Soundbite of the week: Drawing battle lines
You may recall the US Office of Foreign Assets Control imposing sanctions on crypto mixing service Tornado Cash, alleging the platform helped launder billions of dollars worth of illicit funds linked to North Korea-backed criminal hackers.
Roman Storm, one of the developers behind the service, also faces a criminal trial to answer charges of money laundering and the violation of sanctions rules. He has pleaded not guilty.
Now he is seeking crowdfunding to pay for his defence.
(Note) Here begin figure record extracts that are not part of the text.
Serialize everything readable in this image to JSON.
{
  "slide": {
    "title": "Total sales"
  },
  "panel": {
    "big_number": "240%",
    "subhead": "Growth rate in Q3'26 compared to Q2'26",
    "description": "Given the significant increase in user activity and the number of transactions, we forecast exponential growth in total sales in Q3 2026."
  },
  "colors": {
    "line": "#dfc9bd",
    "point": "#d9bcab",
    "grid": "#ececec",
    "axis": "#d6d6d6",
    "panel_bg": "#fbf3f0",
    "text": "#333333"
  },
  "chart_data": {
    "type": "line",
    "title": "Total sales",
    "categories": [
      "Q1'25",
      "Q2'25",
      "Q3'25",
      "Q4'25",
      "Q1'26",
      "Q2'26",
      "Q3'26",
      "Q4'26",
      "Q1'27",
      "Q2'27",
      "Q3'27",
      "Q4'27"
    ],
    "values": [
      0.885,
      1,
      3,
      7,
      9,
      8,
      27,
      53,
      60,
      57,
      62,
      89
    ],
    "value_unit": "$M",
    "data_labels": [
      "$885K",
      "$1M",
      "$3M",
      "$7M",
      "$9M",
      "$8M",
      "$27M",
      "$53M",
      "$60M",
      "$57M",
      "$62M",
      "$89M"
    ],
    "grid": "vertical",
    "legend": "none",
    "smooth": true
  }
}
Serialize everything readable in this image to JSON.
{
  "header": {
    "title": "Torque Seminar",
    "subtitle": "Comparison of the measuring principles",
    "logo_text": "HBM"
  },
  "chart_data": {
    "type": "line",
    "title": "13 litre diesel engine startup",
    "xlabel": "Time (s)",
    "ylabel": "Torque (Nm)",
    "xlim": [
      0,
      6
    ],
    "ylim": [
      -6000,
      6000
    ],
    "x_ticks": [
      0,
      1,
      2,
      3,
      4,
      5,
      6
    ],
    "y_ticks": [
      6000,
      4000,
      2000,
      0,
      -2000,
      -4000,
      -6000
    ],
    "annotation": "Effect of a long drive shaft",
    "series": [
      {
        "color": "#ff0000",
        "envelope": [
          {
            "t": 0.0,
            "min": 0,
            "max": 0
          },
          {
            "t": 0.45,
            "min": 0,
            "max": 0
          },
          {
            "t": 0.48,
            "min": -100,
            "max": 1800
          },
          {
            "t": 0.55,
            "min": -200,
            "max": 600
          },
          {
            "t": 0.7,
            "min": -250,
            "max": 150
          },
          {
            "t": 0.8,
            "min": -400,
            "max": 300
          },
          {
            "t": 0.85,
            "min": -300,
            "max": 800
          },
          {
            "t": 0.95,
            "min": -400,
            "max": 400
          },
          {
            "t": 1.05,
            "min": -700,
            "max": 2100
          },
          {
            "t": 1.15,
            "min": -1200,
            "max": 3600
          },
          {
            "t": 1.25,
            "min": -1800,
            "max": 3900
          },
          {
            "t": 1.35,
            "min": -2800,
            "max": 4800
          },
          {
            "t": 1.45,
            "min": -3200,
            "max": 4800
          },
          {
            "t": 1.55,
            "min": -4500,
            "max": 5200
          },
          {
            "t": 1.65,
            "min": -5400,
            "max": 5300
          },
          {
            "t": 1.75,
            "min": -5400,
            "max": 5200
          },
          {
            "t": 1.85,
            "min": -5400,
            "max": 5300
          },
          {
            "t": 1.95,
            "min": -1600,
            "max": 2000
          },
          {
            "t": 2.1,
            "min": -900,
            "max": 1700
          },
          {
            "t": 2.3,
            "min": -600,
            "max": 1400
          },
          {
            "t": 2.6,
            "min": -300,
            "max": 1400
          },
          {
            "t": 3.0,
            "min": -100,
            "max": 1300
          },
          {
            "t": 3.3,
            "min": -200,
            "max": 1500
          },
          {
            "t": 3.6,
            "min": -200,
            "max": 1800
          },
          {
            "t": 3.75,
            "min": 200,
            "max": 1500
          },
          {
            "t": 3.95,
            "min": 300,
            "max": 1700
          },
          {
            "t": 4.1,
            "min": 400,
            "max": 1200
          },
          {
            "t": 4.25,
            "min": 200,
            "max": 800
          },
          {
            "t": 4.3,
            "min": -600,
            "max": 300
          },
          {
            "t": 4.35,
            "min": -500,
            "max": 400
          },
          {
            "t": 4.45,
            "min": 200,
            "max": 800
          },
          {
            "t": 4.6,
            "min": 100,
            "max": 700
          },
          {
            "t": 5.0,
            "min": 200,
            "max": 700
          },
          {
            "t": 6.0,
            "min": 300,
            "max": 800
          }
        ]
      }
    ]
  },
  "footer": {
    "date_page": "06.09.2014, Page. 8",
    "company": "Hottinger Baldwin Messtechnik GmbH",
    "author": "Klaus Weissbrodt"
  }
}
Folks, I need your help. Whether you’re a passionate developer like me involved with Web 3, or you just care about software and privacy, this legal battle will affect you, so please help contribute to my legal defence because this case will set a major precedent for years to come.”
Data Mining: Ether falls with bitcoin
Bitcoin went on a four-month surge on expectations that the SEC would finally approve exchange traded funds. The second-largest cryptocurrency, ether, is also on the same regulatory journey — but its price isn’t enjoying the same boost.
Like bitcoin, it has dropped since the SEC approved the first spot crypto exchange traded funds. This week the SEC pushed back the date for approval of an ether ETF again but there’s still several months to go before the regulator runs out of road and has to make a decision.
But the market seems to have learned an important lesson: the approval of an exchange traded fund doesn’t necessarily mean the price of the underlying asset is going to fly. Who knew?